原則、遺族年金は戸籍上の配偶者が内縁関係の配偶者より優先されます。いくら別居しているとはいえ婚姻の届出をしているわけですから、法律上の効力を有しているのは戸籍上の配偶者です。よって、戸籍上の配偶者が遺族年金の支給要件を満たせば、戸籍上の配偶者に支払われることとなります。
では、内縁関係の配偶者が遺族年金の支給を受けることはできないのでしょうか?結論からいうと、戸籍上の配偶者とは婚姻関係の実態が全くない状態であり、かつ、遺族年金の要件を満たせば、内縁関係の配偶者でも支給を受けることができます。
まず、「戸籍上の配偶者とは婚姻関係の実態が全くない状態」とは、具体的に、おおむね10年程度別居しており、経済的援助や音信・訪問もない状態となります。このような場合、戸籍上は配偶者だが実態的には配偶者とはいえないと判断され、遺族年金支給の対象者から外れます。

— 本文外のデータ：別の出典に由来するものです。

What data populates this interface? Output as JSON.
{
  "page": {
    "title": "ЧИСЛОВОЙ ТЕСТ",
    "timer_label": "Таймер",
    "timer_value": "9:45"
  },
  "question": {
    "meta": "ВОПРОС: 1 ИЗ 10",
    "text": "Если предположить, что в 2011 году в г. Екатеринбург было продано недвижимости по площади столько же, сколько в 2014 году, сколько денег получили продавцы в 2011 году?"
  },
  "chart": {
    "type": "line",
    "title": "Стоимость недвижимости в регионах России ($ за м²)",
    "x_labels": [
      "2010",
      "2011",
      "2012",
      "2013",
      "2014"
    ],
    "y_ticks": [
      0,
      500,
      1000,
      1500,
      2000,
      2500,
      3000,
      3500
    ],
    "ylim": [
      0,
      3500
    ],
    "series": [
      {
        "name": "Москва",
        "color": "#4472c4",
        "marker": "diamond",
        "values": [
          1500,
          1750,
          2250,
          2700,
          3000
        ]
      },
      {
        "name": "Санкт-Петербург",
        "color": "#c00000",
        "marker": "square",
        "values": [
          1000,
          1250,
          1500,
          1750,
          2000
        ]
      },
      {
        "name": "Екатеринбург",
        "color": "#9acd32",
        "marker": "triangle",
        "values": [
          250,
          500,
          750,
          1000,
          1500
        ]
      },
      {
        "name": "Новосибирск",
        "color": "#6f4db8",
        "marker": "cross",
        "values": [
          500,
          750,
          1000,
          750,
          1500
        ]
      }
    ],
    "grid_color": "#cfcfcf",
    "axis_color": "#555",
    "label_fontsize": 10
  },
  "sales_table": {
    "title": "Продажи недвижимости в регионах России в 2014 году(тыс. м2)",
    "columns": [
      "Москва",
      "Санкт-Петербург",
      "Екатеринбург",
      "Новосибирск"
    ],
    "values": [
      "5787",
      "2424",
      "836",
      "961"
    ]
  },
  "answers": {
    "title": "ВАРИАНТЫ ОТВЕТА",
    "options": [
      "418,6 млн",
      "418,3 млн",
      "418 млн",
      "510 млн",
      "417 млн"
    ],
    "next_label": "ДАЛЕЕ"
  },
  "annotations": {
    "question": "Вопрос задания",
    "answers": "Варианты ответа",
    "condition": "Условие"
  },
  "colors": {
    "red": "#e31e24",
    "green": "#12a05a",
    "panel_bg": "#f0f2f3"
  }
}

戸籍上の配偶者が遺族年金の対象者から外れると、次は、内縁関係の配偶者が遺族年金の要件を満たしているのか?という部分に審査が移ります。内縁関係の配偶者に対する要件は、相手方に配偶者がいない内縁(事実婚)関係の場合と同様です。しかし、このようなケースでは確実に支給されるという保証はなく、審査がありますので、請求をしてみないとわかりません。
以上のように遺族年金は、要件が揃えば内縁関係の配偶者に対しても支給されます。結婚していないからとあきらめるのではなく、とりあえずは遺族年金の請求をしてみることをオススメします。